Sunday, April 22, 2012

Duncan & Smith on Critical Approaches to Comics

I recently caught up with Randy Duncan and Matthew Smith, editors of the Eisner nominated book Critical Approaches to Comics: Theories and Methods, a work that collects together writings by a who's who of comics scholars and their deep thoughts regarding all sorts of critical analysis.

KM: Congratulations on your Eisner Award nomination. I understand that this is a new category for academic writing?
RD/MS: Yes, the Eisner Awards administrators and judges, particularly Ben Saunders, an English professor and comics scholar, recognized that academic work on comics was substantially different from the work usually nominated in the Best Comics-Related Book category.  Books with few pictures and words like “critical,” “theories,” and “methods” in the title are not likely to fair well against beautifully produced coffee table books about the history of DC Comics or the art of Alex Toth.

Randy Duncan and Matthew Smith signing at San Diego Comic-Con
KM: You've got a stellar cast of scholars contributing to this book. When I saw your panel San Diego Comic-Con last year, I remember being impressed by the people you brought together. How did you decide who to include?

RD/MS: Reputation had a lot to do with the selections. Nearly all of these scholars had written a book that we had read or made a presentation at a conference we attended in the past.  David Berona is the leading scholar on wordless comics, Molotiu edited the Eisner-nominated Abstract Comics anthology, Peter Coogan wrote the definitive book on the superhero genre, and Amy Nyberg is currently working on the definitive book on comics journalism.  We knew we were aiming our sites high with the list of contributors, but to our delight, nearly everyone we invited agreed to contribute. And we agree: They are stellar!

KM: How does this book build on (or compliment) your previous book Power of Comics: History, Form & Culture?
RD/MS: Power of Comics is really about introducing novice students to the field. And as its subtitle suggests, it covers the breadth of the field, covering what previous scholarship tells us about the history, form, and culture of comics. And so if the Power of Comics is an introduction to the field, then Critical Approaches is emersion into the field.  It articulates ways to generate new comics scholarship by explaining the various intellectual tools that comics scholars use and modeling how they would be employed in order to identify new insights into the medium and the cultures surrounding it.

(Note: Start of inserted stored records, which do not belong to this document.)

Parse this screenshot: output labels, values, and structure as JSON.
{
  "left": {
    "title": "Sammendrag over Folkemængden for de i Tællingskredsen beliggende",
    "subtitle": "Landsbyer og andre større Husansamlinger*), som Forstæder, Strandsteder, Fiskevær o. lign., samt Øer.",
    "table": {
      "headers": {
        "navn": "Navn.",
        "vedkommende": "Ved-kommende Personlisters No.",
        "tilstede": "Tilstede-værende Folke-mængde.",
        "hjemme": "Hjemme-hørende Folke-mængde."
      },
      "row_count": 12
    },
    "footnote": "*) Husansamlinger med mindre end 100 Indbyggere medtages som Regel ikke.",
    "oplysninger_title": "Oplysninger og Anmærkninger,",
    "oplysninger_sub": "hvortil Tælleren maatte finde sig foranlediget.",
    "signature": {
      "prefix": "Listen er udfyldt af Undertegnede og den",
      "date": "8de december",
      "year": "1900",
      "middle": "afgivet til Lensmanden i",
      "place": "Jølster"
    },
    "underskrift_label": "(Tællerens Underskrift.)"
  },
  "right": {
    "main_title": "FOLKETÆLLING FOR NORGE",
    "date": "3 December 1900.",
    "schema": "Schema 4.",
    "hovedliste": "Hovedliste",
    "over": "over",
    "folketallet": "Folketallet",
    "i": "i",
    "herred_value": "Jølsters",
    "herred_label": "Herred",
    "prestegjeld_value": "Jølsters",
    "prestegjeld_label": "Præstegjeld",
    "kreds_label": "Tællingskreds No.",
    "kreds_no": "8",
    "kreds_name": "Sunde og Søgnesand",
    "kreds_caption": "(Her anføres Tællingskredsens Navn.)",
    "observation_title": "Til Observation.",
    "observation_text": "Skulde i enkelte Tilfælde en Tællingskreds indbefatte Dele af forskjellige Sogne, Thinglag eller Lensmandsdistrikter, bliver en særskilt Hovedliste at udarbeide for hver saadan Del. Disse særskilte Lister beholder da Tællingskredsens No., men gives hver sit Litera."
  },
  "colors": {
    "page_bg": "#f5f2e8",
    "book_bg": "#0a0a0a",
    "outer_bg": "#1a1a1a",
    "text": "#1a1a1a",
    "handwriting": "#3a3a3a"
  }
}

KM: Can you talk about the structure of the book and the different sections you've included? This is intended as a teaching text, right?

Book Cover
RD/MS: Absolutely! We hope that Critical Approaches will equip the next generation of comics scholars with a variety of methods they can use to generate new insights about comics. With that in mind, we surveyed the field and attempted to identify five areas where we saw critical work clustering. First, there are a considerable number of approaches that address the formal qualities of comic book storytelling. These include tools for interpreting elements like shape, color, and form. Second, there are approaches that focus on the content of the stories and the meanings that result from them. Third is the means of production and how comics are made. This includes consideration of the creators and the industry. Fourth, we identify methods that examine context issues that draw in broader social issues manifest in comics, such as ideology and feminism. Finally, we look at audience reception and how readers make sense and build culture out of the comics experience. In all, we have 21 separate methods under these five section heads. Of course, there was not room to include all scholarly approaches, but Critical Approaches provides a solid representation of methods students and scholars can apply, modify, and build upon to advance the field of comics studies.

KM: What else are you looking forward to at Comic-Con, aside from (hopefully) winning an Eisner?

RD/MS: Ha, ha. It’s just an honor to be nominated . . . and to get to sit at the big kids’ table this year. In addition to the Eisner ceremony, another highlight will be commemorating the twentieth anniversary of the Comics Arts Conference. Randy will be moderating a Pioneers of Comics Scholarship panel featuring some of the scholars whose work is the foundation of comics studies.  Matt will also be offering his “Experience at Comic-Con” course for undergraduates who want to study the intersection of fandom and marketing cultures (seats are still available—see for details).

Critical Approaches includes contributions from Henry Jenkins,  David Berona, Joseph Witek, Randy Duncan, Marc Singer, Pascal Lefevre,  Andrei Molotiu, Jeff McLaughlin, Amy Nyberg, Christopher Murray, Mark Rogers, Ian Gordon, Stanford Carpenter, Matthew J. Smith, Brad J. Ricca, Peter Coogan, Leonard Rifas,  Jennifer K. Stuller, Ana Merino, Mel Gibson, Jeffrey A. Brown and Brian Swafford. Congratulations on the nomination, and good luck!